Soluble leptin receptor (SLR) is the major leptin binding protein in the circulation. The SLR, presumably by reducing available free leptin, inhibits leptin signaling, in vitro and leptin transport across the blood‐brain barrier, in vivo . We hypothesized that central delivery of SLR will inhibit hypothalamic leptin signaling and leptin‐induced anorexic responses. Acute central co‐administration of SLR (13.5ug) and leptin (90ng) fully blocked the 3‐fold increase in hypothalamic STAT3 phosphorylation induced by leptin alone in F344XBN rats. When leptin (0.1mg/day) was infused peripherally for 7 days with a simultaneous central infusion of SLR (4.3ug/day), serum leptin levels were elevated to 14ng/ml, and were unaffected by simultaneous SLR infusion.

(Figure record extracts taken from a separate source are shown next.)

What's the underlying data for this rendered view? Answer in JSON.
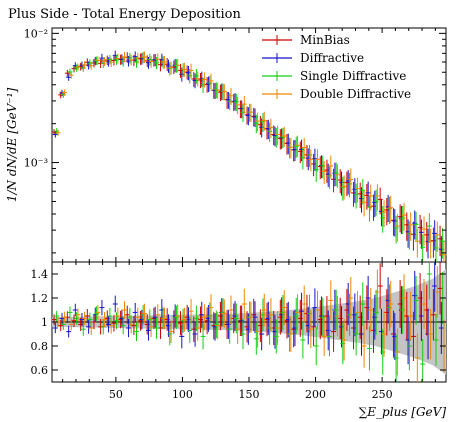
{
  "chart_data": {
    "type": "scatter",
    "title": "Plus Side - Total Energy Deposition",
    "xlabel": "∑E_plus [GeV]",
    "ylabel": "1/N dN/dE [GeV⁻¹]",
    "xlim": [
      2,
      298
    ],
    "x_ticks": [
      50,
      100,
      150,
      200,
      250
    ],
    "top_panel": {
      "yscale": "log",
      "ylim": [
        0.00017,
        0.011
      ],
      "y_ticks": [
        {
          "value": 0.01,
          "label": "10⁻²"
        },
        {
          "value": 0.001,
          "label": "10⁻³"
        }
      ]
    },
    "ratio_panel": {
      "ylim": [
        0.5,
        1.5
      ],
      "y_ticks": [
        0.6,
        0.8,
        1,
        1.2,
        1.4
      ],
      "reference_line": 1,
      "band_low": [
        0.96,
        0.95,
        0.94,
        0.93,
        0.91,
        0.89,
        0.86,
        0.83,
        0.8,
        0.75,
        0.7,
        0.64,
        0.56
      ],
      "band_high": [
        1.04,
        1.05,
        1.06,
        1.07,
        1.09,
        1.11,
        1.14,
        1.17,
        1.2,
        1.25,
        1.3,
        1.36,
        1.44
      ],
      "band_x": [
        0,
        50,
        100,
        140,
        170,
        190,
        210,
        230,
        245,
        260,
        275,
        288,
        300
      ]
    },
    "data": {
      "x": [
        5,
        10,
        15,
        20,
        25,
        30,
        35,
        40,
        45,
        50,
        55,
        60,
        65,
        70,
        75,
        80,
        85,
        90,
        95,
        100,
        105,
        110,
        115,
        120,
        125,
        130,
        135,
        140,
        145,
        150,
        155,
        160,
        165,
        170,
        175,
        180,
        185,
        190,
        195,
        200,
        205,
        210,
        215,
        220,
        225,
        230,
        235,
        240,
        245,
        250,
        255,
        260,
        265,
        270,
        275,
        280,
        285,
        290,
        295
      ],
      "y": [
        0.0017,
        0.0034,
        0.0048,
        0.0053,
        0.0056,
        0.0058,
        0.0059,
        0.006,
        0.0061,
        0.0062,
        0.0062,
        0.0063,
        0.0063,
        0.0063,
        0.0062,
        0.0061,
        0.0059,
        0.0057,
        0.0055,
        0.0052,
        0.0049,
        0.0046,
        0.0043,
        0.004,
        0.0037,
        0.0034,
        0.0031,
        0.0029,
        0.0026,
        0.0024,
        0.0022,
        0.002,
        0.0018,
        0.0017,
        0.0015,
        0.0014,
        0.0013,
        0.0012,
        0.0011,
        0.001,
        0.00092,
        0.00085,
        0.00078,
        0.00072,
        0.00066,
        0.0006,
        0.00056,
        0.00052,
        0.00048,
        0.00044,
        0.00041,
        0.00038,
        0.00035,
        0.00032,
        0.0003,
        0.00028,
        0.00026,
        0.00024,
        0.00022
      ]
    },
    "series": [
      {
        "name": "MinBias",
        "color": "#cc0000",
        "offset": 0,
        "ratio_jitter": [
          0.02,
          -0.03,
          0.04,
          0.01,
          -0.02,
          0.05,
          0.0,
          -0.04,
          0.03,
          -0.01,
          0.02,
          0.06,
          -0.03,
          0.01,
          -0.02,
          0.03,
          -0.05,
          0.02,
          0.0,
          -0.01,
          0.04,
          -0.06,
          0.02,
          0.01,
          -0.03,
          0.05,
          -0.02,
          0.03,
          0.01,
          -0.04,
          0.06,
          -0.03,
          0.02,
          -0.05,
          0.04,
          0.01,
          -0.06,
          0.03,
          0.07,
          -0.04,
          0.02,
          0.05,
          -0.08,
          0.03,
          0.1,
          -0.05,
          0.04,
          0.12,
          -0.07,
          0.3,
          0.08,
          -0.1,
          0.15,
          0.05,
          -0.12,
          0.2,
          0.1,
          0.06,
          0.28
        ]
      },
      {
        "name": "Diffractive",
        "color": "#1414cc",
        "offset": 1,
        "ratio_jitter": [
          -0.05,
          0.03,
          -0.08,
          0.1,
          0.02,
          -0.04,
          0.06,
          0.12,
          -0.02,
          0.15,
          0.03,
          -0.05,
          0.08,
          0.02,
          -0.07,
          0.04,
          0.1,
          -0.03,
          0.05,
          -0.12,
          0.02,
          -0.1,
          0.06,
          0.03,
          -0.04,
          0.08,
          -0.02,
          0.05,
          0.01,
          -0.06,
          0.04,
          -0.1,
          0.03,
          -0.08,
          0.06,
          0.02,
          -0.05,
          0.09,
          -0.03,
          0.12,
          0.05,
          -0.07,
          0.1,
          -0.04,
          0.15,
          0.06,
          -0.1,
          0.2,
          0.04,
          -0.08,
          0.18,
          -0.12,
          0.1,
          -0.15,
          0.22,
          0.05,
          -0.1,
          0.3,
          -0.05
        ]
      },
      {
        "name": "Single Diffractive",
        "color": "#14cc14",
        "offset": 2,
        "ratio_jitter": [
          0.05,
          -0.02,
          0.08,
          0.03,
          -0.06,
          0.02,
          0.07,
          -0.04,
          0.05,
          0.01,
          -0.03,
          0.04,
          -0.08,
          0.06,
          0.02,
          -0.05,
          0.03,
          -0.1,
          0.04,
          0.01,
          -0.07,
          0.03,
          -0.12,
          0.05,
          -0.02,
          0.08,
          -0.06,
          0.03,
          -0.1,
          0.04,
          -0.14,
          0.06,
          -0.05,
          -0.12,
          0.08,
          -0.1,
          0.05,
          -0.15,
          0.07,
          -0.2,
          0.04,
          -0.12,
          0.1,
          -0.18,
          0.06,
          -0.1,
          0.15,
          -0.22,
          0.08,
          -0.25,
          0.12,
          -0.3,
          0.1,
          -0.2,
          0.18,
          -0.35,
          0.4,
          -0.15,
          0.2
        ]
      },
      {
        "name": "Double Diffractive",
        "color": "#ee8800",
        "offset": 3,
        "ratio_jitter": [
          0.0,
          0.04,
          -0.02,
          0.06,
          0.03,
          -0.05,
          0.08,
          0.02,
          -0.03,
          0.05,
          0.1,
          -0.02,
          0.04,
          0.07,
          -0.04,
          0.06,
          0.03,
          -0.08,
          0.05,
          0.02,
          0.09,
          -0.05,
          0.04,
          0.12,
          -0.03,
          0.07,
          0.1,
          -0.06,
          0.15,
          0.04,
          -0.08,
          0.1,
          0.06,
          -0.05,
          0.12,
          -0.1,
          0.08,
          0.15,
          -0.06,
          0.1,
          -0.12,
          0.18,
          0.05,
          -0.15,
          0.2,
          0.08,
          -0.2,
          0.1,
          0.25,
          -0.1,
          0.15,
          -0.25,
          0.2,
          0.05,
          -0.3,
          0.15,
          -0.1,
          0.25,
          -0.2
        ]
      }
    ]
  }
}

Leptin induced a significant reduction in food intake (day 2–7 cumulative Δ= −27.4±2.7g) and body weight (Δmax = −14.3±0.8g). These responses were partially blocked by central SLR infusion (day 2–7 cumulative Δ = −17.5±3.3g, p <0.05, weight Δmax = −10±1.2g, p <0.01). In a separate experiment, 5.5ug/ul SLR was infused centrally and compared with ACSF infused control rats. The SLR infusion alone increased food intake and body weight, presumably by neutralizing endogenous leptin. Our results indicate that SLR partially neutralizes leptin signaling and anorexic responses, in vivo , and suggests greater doses of SLR will be able to completely inhibit leptin‐induced anorexic responses. Supported by NIH grant AG‐26159.